Me enseña un frasco de cristal cerrado herméticamente con una muestra de aire que va a ser enviada al Instituto Scripps de Oceanografía de San Diego, donde van a compararlo con el aire de California. “De ese tipo de comparaciones hemos aprendido que algunos gases que acababan con el ozono, prohibidos en los 90, están desapareciendo”, afirma. “Pero están aumentando los niveles de dióxido de carbono, con el consiguiente calentamiento global”.
Me reúno con Helen Schuuring, quien se encarga de dirigir las visitas a Woolnorth, un parque eólico de 22.200 hectáreas, y nos dirigimos en auto a la punta rocosa del Cabo de Grim. Diviso la planta estatal de control del aire, en cuyo techo chirrían los conductos de entrada de aire y los anemómetros.
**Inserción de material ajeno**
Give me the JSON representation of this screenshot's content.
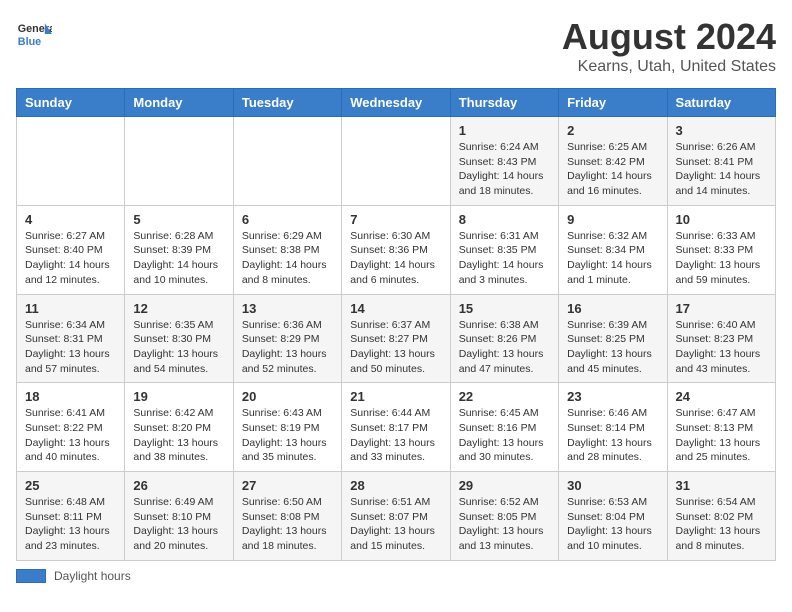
{
  "header": {
    "logo_general": "General",
    "logo_blue": "Blue",
    "main_title": "August 2024",
    "sub_title": "Kearns, Utah, United States"
  },
  "legend": {
    "label": "Daylight hours"
  },
  "columns": [
    "Sunday",
    "Monday",
    "Tuesday",
    "Wednesday",
    "Thursday",
    "Friday",
    "Saturday"
  ],
  "weeks": [
    [
      {
        "day": "",
        "info": ""
      },
      {
        "day": "",
        "info": ""
      },
      {
        "day": "",
        "info": ""
      },
      {
        "day": "",
        "info": ""
      },
      {
        "day": "1",
        "info": "Sunrise: 6:24 AM\nSunset: 8:43 PM\nDaylight: 14 hours\nand 18 minutes."
      },
      {
        "day": "2",
        "info": "Sunrise: 6:25 AM\nSunset: 8:42 PM\nDaylight: 14 hours\nand 16 minutes."
      },
      {
        "day": "3",
        "info": "Sunrise: 6:26 AM\nSunset: 8:41 PM\nDaylight: 14 hours\nand 14 minutes."
      }
    ],
    [
      {
        "day": "4",
        "info": "Sunrise: 6:27 AM\nSunset: 8:40 PM\nDaylight: 14 hours\nand 12 minutes."
      },
      {
        "day": "5",
        "info": "Sunrise: 6:28 AM\nSunset: 8:39 PM\nDaylight: 14 hours\nand 10 minutes."
      },
      {
        "day": "6",
        "info": "Sunrise: 6:29 AM\nSunset: 8:38 PM\nDaylight: 14 hours\nand 8 minutes."
      },
      {
        "day": "7",
        "info": "Sunrise: 6:30 AM\nSunset: 8:36 PM\nDaylight: 14 hours\nand 6 minutes."
      },
      {
        "day": "8",
        "info": "Sunrise: 6:31 AM\nSunset: 8:35 PM\nDaylight: 14 hours\nand 3 minutes."
      },
      {
        "day": "9",
        "info": "Sunrise: 6:32 AM\nSunset: 8:34 PM\nDaylight: 14 hours\nand 1 minute."
      },
      {
        "day": "10",
        "info": "Sunrise: 6:33 AM\nSunset: 8:33 PM\nDaylight: 13 hours\nand 59 minutes."
      }
    ],
    [
      {
        "day": "11",
        "info": "Sunrise: 6:34 AM\nSunset: 8:31 PM\nDaylight: 13 hours\nand 57 minutes."
      },
      {
        "day": "12",
        "info": "Sunrise: 6:35 AM\nSunset: 8:30 PM\nDaylight: 13 hours\nand 54 minutes."
      },
      {
        "day": "13",
        "info": "Sunrise: 6:36 AM\nSunset: 8:29 PM\nDaylight: 13 hours\nand 52 minutes."
      },
      {
        "day": "14",
        "info": "Sunrise: 6:37 AM\nSunset: 8:27 PM\nDaylight: 13 hours\nand 50 minutes."
      },
      {
        "day": "15",
        "info": "Sunrise: 6:38 AM\nSunset: 8:26 PM\nDaylight: 13 hours\nand 47 minutes."
      },
      {
        "day": "16",
        "info": "Sunrise: 6:39 AM\nSunset: 8:25 PM\nDaylight: 13 hours\nand 45 minutes."
      },
      {
        "day": "17",
        "info": "Sunrise: 6:40 AM\nSunset: 8:23 PM\nDaylight: 13 hours\nand 43 minutes."
      }
    ],
    [
      {
        "day": "18",
        "info": "Sunrise: 6:41 AM\nSunset: 8:22 PM\nDaylight: 13 hours\nand 40 minutes."
      },
      {
        "day": "19",
        "info": "Sunrise: 6:42 AM\nSunset: 8:20 PM\nDaylight: 13 hours\nand 38 minutes."
      },
      {
        "day": "20",
        "info": "Sunrise: 6:43 AM\nSunset: 8:19 PM\nDaylight: 13 hours\nand 35 minutes."
      },
      {
        "day": "21",
        "info": "Sunrise: 6:44 AM\nSunset: 8:17 PM\nDaylight: 13 hours\nand 33 minutes."
      },
      {
        "day": "22",
        "info": "Sunrise: 6:45 AM\nSunset: 8:16 PM\nDaylight: 13 hours\nand 30 minutes."
      },
      {
        "day": "23",
        "info": "Sunrise: 6:46 AM\nSunset: 8:14 PM\nDaylight: 13 hours\nand 28 minutes."
      },
      {
        "day": "24",
        "info": "Sunrise: 6:47 AM\nSunset: 8:13 PM\nDaylight: 13 hours\nand 25 minutes."
      }
    ],
    [
      {
        "day": "25",
        "info": "Sunrise: 6:48 AM\nSunset: 8:11 PM\nDaylight: 13 hours\nand 23 minutes."
      },
      {
        "day": "26",
        "info": "Sunrise: 6:49 AM\nSunset: 8:10 PM\nDaylight: 13 hours\nand 20 minutes."
      },
      {
        "day": "27",
        "info": "Sunrise: 6:50 AM\nSunset: 8:08 PM\nDaylight: 13 hours\nand 18 minutes."
      },
      {
        "day": "28",
        "info": "Sunrise: 6:51 AM\nSunset: 8:07 PM\nDaylight: 13 hours\nand 15 minutes."
      },
      {
        "day": "29",
        "info": "Sunrise: 6:52 AM\nSunset: 8:05 PM\nDaylight: 13 hours\nand 13 minutes."
      },
      {
        "day": "30",
        "info": "Sunrise: 6:53 AM\nSunset: 8:04 PM\nDaylight: 13 hours\nand 10 minutes."
      },
      {
        "day": "31",
        "info": "Sunrise: 6:54 AM\nSunset: 8:02 PM\nDaylight: 13 hours\nand 8 minutes."
      }
    ]
  ]
}
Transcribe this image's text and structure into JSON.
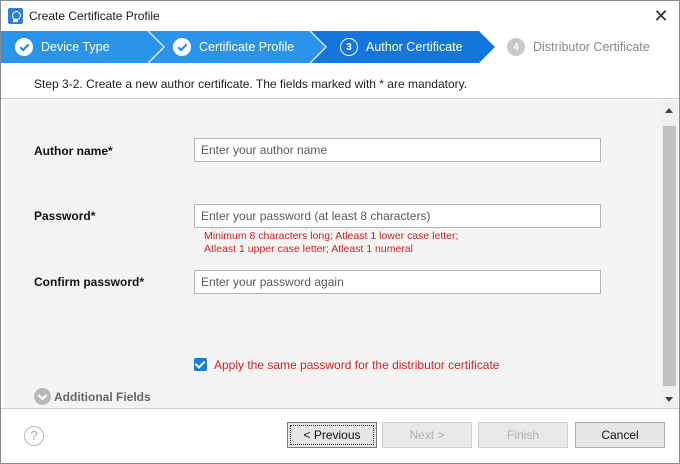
{
  "window": {
    "title": "Create Certificate Profile"
  },
  "steps": [
    {
      "label": "Device Type",
      "state": "done",
      "number": ""
    },
    {
      "label": "Certificate Profile",
      "state": "done",
      "number": ""
    },
    {
      "label": "Author Certificate",
      "state": "active",
      "number": "3"
    },
    {
      "label": "Distributor Certificate",
      "state": "todo",
      "number": "4"
    }
  ],
  "subtitle": "Step 3-2. Create a new author certificate. The fields marked with * are mandatory.",
  "form": {
    "author_name": {
      "label": "Author name*",
      "value": "",
      "placeholder": "Enter your author name"
    },
    "password": {
      "label": "Password*",
      "value": "",
      "placeholder": "Enter your password (at least 8 characters)",
      "hint_line1": "Minimum 8 characters long; Atleast 1 lower case letter;",
      "hint_line2": "Atleast 1 upper case letter; Atleast 1 numeral"
    },
    "confirm_password": {
      "label": "Confirm password*",
      "value": "",
      "placeholder": "Enter your password again"
    },
    "apply_same": {
      "label": "Apply the same password for the distributor certificate",
      "checked": true
    },
    "additional_fields": {
      "label": "Additional Fields"
    }
  },
  "buttons": {
    "help": "?",
    "previous": "< Previous",
    "next": "Next >",
    "finish": "Finish",
    "cancel": "Cancel"
  },
  "colors": {
    "accent": "#1e8ae8",
    "step_done": "#2a93ea",
    "step_active": "#1276dc",
    "step_todo": "#e6e6e6",
    "error": "#d42020"
  }
}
Al inclinarme para salir del vehículo, me llega una bocanada de viento fresco. Descubro unos acantilados negros que se sumergen más de 80 metros en el Océano Índico. “Hoy el mar está tranquilo”, afirma Schuuring. A mí no me parece. Unas enormes olas rompen contra las rocas. Chorros de agua se elevan con fuerza. Me pongo de cara al viento y me lleno los pulmones de aire. Sabe un poco a hierba.
“Esta brisa viene del norte, llena de contaminación de Melbourne”, dice Schuuring arrastrando las palabras.
“¿Este no es el aire más limpio del mundo?”, pregunto.
“Hoy no. Tendrás que volver cuando el viento sople del oeste”.
Pienso en que cada uno de nosotros somos guardianes del medio ambiente. Hago un pacto conmigo mismo y envío una oración al viento para que prevalezca el sentido común y un día mis hijos puedan respirar un aire incluso más limpio que estén.